Entrepreneur Meaning

Entrepreneur Meaning: Here is a rather acerbic definition of entrepreneur for you and I think the guy has a point.

“Entrepreneur + Capital = Products + Customers = Business.”

I would take the liberty of adding ‘Service’ alongside his ‘products’. I do think he is correct in saying that if there is no work, you are not an entrepreneur. If you take no risk you are not an entrepreneur. If you have no customers and make no profit then you are not an entrepreneur. The post also references these descriptions of an entrepreneur:

“a person who starts a business and is willing to risk loss in order to make money” or “one who organizes, manages, and assumes the risks of a business or enterprise.”
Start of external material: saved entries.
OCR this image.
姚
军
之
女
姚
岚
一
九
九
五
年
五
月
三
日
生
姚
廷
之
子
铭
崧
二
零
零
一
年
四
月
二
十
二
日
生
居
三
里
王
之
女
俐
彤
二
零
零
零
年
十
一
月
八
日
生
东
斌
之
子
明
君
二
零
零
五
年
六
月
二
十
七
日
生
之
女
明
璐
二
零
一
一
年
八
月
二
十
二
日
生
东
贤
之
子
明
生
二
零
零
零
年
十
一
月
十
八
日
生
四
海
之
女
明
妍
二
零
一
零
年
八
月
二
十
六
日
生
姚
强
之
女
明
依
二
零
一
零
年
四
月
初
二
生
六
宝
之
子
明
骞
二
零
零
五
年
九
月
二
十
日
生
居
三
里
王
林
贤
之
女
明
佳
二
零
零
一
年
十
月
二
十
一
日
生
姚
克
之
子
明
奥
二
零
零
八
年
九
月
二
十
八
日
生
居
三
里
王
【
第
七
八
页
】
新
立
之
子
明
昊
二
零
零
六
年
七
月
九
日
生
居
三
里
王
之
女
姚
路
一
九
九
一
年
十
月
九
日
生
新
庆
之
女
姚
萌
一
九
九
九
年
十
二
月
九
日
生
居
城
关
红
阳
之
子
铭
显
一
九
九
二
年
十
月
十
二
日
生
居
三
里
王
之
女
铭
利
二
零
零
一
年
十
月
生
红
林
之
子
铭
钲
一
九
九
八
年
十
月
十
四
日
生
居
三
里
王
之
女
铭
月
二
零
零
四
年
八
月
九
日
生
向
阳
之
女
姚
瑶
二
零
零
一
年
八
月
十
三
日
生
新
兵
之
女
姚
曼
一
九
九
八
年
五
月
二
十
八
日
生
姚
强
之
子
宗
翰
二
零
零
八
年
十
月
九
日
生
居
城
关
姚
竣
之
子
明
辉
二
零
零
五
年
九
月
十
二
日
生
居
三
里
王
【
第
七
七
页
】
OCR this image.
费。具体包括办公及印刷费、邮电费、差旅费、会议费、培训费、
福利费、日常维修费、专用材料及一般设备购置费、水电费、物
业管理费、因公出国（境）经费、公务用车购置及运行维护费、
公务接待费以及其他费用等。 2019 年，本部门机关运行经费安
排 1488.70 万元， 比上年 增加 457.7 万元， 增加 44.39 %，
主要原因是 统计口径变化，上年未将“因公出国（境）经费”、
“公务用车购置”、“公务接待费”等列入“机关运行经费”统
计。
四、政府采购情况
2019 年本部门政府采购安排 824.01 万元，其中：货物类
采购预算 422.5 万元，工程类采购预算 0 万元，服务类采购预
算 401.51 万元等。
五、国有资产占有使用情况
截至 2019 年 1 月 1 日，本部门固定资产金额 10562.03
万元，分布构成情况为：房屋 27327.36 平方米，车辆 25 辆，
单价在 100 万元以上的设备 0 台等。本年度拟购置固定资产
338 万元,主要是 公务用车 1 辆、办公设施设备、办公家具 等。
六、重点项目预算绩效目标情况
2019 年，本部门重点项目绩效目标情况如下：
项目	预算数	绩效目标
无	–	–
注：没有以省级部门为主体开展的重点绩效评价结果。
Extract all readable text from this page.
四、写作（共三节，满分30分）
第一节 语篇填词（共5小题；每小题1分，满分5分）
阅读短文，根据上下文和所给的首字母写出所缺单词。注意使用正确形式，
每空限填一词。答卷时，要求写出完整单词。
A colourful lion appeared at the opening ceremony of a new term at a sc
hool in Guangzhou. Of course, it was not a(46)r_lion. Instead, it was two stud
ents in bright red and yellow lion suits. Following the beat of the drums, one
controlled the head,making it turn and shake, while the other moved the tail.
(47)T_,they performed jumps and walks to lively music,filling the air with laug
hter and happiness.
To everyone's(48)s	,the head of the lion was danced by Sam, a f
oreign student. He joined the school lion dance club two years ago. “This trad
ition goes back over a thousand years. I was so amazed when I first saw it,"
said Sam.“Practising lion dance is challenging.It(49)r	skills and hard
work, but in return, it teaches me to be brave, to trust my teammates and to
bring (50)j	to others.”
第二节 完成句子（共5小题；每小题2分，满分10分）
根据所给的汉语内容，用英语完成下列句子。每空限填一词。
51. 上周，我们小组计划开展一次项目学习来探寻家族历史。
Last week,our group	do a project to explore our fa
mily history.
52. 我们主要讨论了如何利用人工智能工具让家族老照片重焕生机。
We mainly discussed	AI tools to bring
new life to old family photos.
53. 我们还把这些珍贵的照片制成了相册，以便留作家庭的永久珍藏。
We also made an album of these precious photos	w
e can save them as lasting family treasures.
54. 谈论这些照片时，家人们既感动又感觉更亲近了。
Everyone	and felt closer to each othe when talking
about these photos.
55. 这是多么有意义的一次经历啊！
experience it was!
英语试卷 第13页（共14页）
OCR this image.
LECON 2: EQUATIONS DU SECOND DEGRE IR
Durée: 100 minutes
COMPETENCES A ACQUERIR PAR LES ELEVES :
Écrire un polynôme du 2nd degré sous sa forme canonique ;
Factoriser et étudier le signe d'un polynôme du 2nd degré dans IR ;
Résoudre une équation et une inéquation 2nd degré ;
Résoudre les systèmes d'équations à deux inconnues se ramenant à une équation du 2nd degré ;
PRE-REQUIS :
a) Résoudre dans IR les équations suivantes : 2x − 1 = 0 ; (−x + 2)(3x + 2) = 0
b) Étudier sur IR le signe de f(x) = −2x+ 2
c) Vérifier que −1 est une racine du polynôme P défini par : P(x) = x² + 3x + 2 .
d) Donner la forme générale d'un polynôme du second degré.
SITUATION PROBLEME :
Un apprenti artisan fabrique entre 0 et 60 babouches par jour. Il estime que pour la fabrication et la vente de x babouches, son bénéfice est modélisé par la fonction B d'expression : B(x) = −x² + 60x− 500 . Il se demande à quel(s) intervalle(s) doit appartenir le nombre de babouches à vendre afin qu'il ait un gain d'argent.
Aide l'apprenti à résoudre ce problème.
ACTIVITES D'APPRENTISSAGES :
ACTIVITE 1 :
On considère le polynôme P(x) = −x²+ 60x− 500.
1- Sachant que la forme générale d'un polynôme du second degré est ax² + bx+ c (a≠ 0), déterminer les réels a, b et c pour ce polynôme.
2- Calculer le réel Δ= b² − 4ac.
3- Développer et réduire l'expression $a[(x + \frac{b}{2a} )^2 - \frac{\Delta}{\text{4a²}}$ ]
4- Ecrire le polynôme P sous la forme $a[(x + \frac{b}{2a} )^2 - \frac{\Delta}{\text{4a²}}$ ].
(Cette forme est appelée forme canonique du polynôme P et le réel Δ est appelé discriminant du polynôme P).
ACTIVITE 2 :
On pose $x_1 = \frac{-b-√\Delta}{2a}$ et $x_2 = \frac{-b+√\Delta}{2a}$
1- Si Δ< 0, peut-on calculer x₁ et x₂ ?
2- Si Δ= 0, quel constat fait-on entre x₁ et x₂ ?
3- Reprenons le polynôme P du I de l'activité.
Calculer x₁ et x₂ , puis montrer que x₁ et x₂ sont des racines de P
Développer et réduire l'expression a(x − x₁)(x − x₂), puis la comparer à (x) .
“Entrepreneur” is also not a job in itself, it is a style of doing business. When I read such words as’ risk’ and ‘loss’ in a business context, my stomach actually contracts with fear. To me, risk and loss are high-stakes and have frightening consequences. Entrepreneurship seems to have different motives in reality. Entrepreneurship is not, as I assumed, about overly risky, irresponsible money-making ventures. Entrepreneurship is about authenticity. Entrepreneurship is having enough guts, passion, convictions, and purpose, to face all the fears you have and do it your way. Entrepreneurship refers to those of us who overcome the negative criticism we face, in order to do something that’s just a little bit different, because something inside us tells us it’s important.

In this manner, it is not that entrepreneurs are natural risk-takers or thrill seekers. I begin to see there is more a case of our passion having more pull than the fear that anchors us.  Many of the entrepreneurs I have worked with are actually remarkably risk-averse. When engaging with career coaching these people say things such as “I would never risk my money “and “I am too conservative for enterprise” and “I am too tight with money to go self employed.” or “It all looks too frightening.”

So it is these people who DO know the value of money, it is those of us who CAN identify risk, and, who DO usually play it safe, that make very good entrepreneurs. It is when these personality types find themselves in a situation where they cannot NOT follow their idea through to the end the there is sustainable entrepreneurship.

There are a couple of etrepreneureal traits that are essential and they are perhaps unexpected. Firstly they need to be able to read people well, they need to be the kinds of people who join the dots quickly and conclude that there is a need for something that is not currently being met. They will also be creative in their solutions and problem solving. These people are lateral thinkers. Read the need and identify a solution and you have your “sweet spot”: That meeting place where customer need meets exactly with the product or service you love providing.

What all entrepreneurs do have is oodles of authenticity and also of courage. Those who make most success of their entrepreneurial endeavours are not those not those who are reckless, but those are the risk averse who take the risk despite their doubts and fears.

So that’s the real entrepreneur meaning for me: an individual “who organizes, manages, and assumes the risks of a business or enterprise” IN SPITE of their reservations, because it serves a purpose greater than than the provider, the product and the recipient all put together.